Im Jahr 1526 vollendete der Renaissance-Humanist William Tyndale eine Übersetzung des Neuen Testaments aus den antiken Texten in Koine-Griechisch und Hebräisch ins Englische. Er beschloss, diese mit Hilfe der neu eingeführten Druckerpresse zu veröffentlichen, damit sie „vom bescheidenen Pflügerjungen ebenso wie vom Fürsten“ gelesen werden könne.

Aufgrund des Widerstands konservativer katholischer Bischöfe, die darauf bestanden, dass Gottes Wort nur in Latein niedergeschrieben werden dürfe, brachte Tyndale seine Manuskripte zunächst nach Köln, wo seine Absichten den religiösen Behörden der Stadt verraten wurden. Anschließend reiste er den Rhein hinauf nach Worms, wo in der protestantischen Druckerei von Peter Schoeffer 3.000 Exemplare hergestellt wurden. Diese wurden in Stoffballen versteckt und nach Großbritannien geschmuggelt, wo sie rasch verkauft wurden. Die Bischöfe wollten dies jedoch nicht hinnehmen und ließen die gesamte Auflage einsammeln, um sie auf dem Gelände der St.-Paul-Kathedrale zu verbrennen

Es sind nur drei vollständige Ausgaben bekannt, die erhalten geblieben sind. Für eine davon zahlte die British Library 1.000.000 Pfund und brachte im Jahr 2000 eine Reproduktion im Taschenformat heraus. Die beiden anderen befinden sich in der Württembergischen Landesbibliothek und – ironischerweise – in St. Paul’s.

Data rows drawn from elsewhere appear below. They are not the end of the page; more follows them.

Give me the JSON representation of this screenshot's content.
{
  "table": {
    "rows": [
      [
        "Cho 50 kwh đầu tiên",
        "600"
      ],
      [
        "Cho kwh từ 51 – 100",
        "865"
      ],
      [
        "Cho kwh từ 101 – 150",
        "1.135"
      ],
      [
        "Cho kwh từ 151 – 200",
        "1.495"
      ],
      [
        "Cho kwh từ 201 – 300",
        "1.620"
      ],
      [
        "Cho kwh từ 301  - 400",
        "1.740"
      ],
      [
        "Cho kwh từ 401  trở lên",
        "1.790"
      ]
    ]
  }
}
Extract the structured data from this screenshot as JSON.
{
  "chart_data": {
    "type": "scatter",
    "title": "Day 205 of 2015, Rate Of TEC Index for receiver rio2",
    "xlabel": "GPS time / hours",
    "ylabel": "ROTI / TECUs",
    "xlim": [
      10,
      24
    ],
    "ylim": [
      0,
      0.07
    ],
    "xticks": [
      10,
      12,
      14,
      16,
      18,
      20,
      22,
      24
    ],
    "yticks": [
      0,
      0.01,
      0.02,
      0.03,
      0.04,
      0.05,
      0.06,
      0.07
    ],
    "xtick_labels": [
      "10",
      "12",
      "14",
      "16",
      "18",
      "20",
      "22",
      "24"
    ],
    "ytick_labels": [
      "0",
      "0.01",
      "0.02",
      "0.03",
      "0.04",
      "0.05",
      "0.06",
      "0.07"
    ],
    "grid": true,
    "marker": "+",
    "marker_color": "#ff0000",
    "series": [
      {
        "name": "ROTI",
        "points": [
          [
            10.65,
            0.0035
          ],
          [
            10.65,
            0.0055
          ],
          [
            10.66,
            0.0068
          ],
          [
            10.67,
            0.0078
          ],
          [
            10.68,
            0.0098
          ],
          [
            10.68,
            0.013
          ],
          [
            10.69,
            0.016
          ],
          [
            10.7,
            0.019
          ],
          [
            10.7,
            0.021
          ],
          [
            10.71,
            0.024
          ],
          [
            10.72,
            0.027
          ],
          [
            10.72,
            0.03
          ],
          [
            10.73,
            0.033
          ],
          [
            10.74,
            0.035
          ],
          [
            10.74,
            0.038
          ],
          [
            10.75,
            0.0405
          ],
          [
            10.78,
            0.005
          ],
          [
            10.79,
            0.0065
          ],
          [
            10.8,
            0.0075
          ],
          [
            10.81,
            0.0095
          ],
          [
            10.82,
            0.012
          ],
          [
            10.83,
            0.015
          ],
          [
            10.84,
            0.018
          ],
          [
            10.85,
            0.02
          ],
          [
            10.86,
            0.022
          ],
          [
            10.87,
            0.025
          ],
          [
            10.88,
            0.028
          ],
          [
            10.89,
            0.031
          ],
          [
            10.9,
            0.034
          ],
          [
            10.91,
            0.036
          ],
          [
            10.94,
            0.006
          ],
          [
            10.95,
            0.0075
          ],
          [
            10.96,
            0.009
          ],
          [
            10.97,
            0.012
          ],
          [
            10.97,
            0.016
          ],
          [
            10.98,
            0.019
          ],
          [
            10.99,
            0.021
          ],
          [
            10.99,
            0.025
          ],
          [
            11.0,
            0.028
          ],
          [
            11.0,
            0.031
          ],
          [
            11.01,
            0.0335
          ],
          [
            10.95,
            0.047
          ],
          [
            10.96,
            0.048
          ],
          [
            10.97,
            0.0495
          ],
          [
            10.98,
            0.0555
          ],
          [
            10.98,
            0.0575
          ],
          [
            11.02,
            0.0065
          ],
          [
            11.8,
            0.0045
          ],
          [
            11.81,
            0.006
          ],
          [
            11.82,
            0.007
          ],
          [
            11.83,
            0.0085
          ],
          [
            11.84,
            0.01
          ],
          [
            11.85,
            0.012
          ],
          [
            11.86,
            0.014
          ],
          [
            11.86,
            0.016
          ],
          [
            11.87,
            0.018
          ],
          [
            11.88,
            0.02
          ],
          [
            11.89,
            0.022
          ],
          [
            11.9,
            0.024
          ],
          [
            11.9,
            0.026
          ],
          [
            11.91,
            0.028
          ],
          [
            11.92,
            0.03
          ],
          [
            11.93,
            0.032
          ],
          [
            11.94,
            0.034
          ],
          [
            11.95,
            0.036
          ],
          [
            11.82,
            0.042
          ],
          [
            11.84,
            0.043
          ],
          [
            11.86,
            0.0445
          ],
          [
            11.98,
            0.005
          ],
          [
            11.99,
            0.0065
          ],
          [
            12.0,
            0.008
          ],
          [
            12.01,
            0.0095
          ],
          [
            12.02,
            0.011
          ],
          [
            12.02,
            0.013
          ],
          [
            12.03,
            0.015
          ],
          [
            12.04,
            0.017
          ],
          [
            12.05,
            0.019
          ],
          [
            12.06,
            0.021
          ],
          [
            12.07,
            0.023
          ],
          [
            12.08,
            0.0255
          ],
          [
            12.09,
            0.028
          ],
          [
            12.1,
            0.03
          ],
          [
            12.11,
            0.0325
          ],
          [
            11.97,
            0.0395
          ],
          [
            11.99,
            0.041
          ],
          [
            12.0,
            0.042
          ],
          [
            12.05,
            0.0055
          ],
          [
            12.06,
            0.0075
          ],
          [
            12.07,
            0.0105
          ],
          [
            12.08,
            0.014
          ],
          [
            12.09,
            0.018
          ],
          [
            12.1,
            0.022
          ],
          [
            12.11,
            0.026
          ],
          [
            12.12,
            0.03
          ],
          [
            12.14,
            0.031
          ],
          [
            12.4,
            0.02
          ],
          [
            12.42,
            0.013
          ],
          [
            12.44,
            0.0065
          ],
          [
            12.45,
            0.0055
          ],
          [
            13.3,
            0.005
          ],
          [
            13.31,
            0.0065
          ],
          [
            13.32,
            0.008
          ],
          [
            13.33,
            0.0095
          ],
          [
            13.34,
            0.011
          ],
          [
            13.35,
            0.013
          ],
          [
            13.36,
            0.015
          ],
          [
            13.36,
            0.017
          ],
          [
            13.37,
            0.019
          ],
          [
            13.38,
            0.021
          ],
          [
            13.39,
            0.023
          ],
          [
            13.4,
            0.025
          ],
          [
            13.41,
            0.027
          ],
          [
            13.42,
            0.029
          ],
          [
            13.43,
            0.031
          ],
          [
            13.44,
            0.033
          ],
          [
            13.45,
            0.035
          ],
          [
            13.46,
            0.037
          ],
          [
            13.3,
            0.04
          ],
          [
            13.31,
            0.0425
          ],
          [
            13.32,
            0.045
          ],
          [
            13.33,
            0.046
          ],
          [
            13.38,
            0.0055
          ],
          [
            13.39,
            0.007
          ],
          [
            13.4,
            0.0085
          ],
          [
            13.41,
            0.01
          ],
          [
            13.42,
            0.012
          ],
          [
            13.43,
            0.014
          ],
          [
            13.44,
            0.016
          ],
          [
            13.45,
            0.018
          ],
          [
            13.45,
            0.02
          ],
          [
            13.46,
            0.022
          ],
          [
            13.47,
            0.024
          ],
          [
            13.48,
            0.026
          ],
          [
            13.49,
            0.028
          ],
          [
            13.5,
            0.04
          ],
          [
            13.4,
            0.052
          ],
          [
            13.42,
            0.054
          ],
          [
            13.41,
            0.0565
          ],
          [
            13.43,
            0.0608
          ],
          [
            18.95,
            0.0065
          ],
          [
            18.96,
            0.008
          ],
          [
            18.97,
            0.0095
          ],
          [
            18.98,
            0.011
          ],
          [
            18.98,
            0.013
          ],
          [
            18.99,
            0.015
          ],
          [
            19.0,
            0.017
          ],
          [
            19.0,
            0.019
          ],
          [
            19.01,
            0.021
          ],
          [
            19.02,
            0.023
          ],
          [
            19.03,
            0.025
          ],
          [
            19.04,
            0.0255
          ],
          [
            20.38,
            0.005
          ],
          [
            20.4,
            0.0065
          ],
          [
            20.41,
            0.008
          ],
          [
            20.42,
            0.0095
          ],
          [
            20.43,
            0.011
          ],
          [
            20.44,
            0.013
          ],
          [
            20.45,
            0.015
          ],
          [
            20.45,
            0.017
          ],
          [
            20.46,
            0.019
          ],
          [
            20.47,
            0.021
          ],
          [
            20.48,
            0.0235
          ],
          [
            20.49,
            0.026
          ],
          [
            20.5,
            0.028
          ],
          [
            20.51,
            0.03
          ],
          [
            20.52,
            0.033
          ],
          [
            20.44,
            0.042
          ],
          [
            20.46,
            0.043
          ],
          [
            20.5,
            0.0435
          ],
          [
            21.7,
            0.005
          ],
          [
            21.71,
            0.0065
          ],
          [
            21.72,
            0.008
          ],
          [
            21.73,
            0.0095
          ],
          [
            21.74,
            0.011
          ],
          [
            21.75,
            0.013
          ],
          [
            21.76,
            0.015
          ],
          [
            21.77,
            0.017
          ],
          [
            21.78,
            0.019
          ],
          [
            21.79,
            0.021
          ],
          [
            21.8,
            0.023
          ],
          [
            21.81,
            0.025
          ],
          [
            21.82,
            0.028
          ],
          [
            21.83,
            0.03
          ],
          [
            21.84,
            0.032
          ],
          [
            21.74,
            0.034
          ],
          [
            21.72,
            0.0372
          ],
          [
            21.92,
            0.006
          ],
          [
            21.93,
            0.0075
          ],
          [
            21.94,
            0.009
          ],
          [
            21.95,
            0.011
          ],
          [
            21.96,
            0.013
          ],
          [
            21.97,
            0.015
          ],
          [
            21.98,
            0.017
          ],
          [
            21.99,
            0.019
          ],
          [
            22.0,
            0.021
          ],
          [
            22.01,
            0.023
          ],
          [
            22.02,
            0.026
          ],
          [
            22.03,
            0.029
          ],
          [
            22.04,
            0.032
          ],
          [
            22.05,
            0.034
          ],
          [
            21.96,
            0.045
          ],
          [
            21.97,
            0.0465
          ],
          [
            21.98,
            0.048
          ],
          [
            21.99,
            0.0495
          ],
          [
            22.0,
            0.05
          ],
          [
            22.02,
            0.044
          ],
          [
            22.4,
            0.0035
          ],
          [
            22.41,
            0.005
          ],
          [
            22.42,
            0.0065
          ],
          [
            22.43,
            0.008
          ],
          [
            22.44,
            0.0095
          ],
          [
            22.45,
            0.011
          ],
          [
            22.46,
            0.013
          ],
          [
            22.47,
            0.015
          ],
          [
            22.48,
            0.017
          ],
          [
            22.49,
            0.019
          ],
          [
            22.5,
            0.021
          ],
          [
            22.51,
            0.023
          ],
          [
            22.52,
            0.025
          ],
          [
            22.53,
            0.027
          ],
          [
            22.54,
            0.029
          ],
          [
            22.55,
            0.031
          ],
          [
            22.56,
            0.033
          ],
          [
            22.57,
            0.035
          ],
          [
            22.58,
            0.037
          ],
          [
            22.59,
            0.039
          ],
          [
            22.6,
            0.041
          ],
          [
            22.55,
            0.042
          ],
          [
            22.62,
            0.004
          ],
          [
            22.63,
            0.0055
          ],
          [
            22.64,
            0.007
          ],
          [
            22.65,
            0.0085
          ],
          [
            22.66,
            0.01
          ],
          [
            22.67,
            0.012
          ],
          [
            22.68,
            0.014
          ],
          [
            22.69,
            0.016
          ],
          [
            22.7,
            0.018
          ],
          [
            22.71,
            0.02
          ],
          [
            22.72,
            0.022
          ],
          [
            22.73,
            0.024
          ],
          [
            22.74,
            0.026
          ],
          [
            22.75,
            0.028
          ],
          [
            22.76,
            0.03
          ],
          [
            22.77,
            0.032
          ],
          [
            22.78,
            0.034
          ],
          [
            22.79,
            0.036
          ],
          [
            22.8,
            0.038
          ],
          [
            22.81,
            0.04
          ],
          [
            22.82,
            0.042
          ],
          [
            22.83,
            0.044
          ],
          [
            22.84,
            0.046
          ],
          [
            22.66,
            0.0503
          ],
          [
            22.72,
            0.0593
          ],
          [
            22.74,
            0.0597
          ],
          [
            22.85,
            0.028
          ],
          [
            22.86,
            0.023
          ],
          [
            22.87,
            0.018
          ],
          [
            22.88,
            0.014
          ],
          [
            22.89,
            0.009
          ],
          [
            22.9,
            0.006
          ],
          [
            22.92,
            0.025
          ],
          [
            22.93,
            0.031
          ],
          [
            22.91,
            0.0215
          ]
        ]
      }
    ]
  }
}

Nach der Vernichtung blieb Tyndale in Europa, wo es ihm dank seiner sprachlichen Begabung gelang, Übersetzungen ins Spanische, Italienische, Französische und Deutsche zu studieren – wobei letztere für die zeitgenössischen Schriften Martin Luthers besonders nützlich waren. Dies ermöglichte es ihm, eine Überarbeitung des Neuen Testaments fertigzustellen, die 1534 in einer Auflage von 20.000 Exemplaren gedruckt wurde. Nach diesen Exemplaren bestand in Großbritannien eine fast unstillbare Nachfrage, trotz der schweren Strafen, die von den katholischen Behörden unter der Führung von Thomas More für das Lesen oder sogar das Anhören des Werks verhängt wurden.

Quelle: Wikipedia;

Im Jahr 1535 wurde William Tyndale wegen Ketzerei verhaftet und in der Nähe von Brüssel in der Burg von Vilvoorde inhaftiert, wo er im folgenden Jahr durch Strangern hingerichtet und anschließend auf dem Scheiterhaufen verbrannt wurde.

Die von Tyndale gelegten Grundlagen führten 1611 zur Veröffentlichung der großartigen King-James-Bibel des Neuen Testaments, die sich hinsichtlich der Klarheit ihres Ausdrucks in dem, was wir heute als frühneuzeitliches Englisch bezeichnen, weitgehend auf die Übersetzung von 1526 stützte.

Die Wörter „fisherman“, „castaway“ und „busybody“ sowie alltägliche Redewendungen wie „filthy lucre“ und jene, die im ersten Absatz dieses Aufsatzes genannt wurden, wurden alle von William Tyndale geprägt. An diesem 500. Jahrestag sollten wir alle seinem Andenken dankbar sein.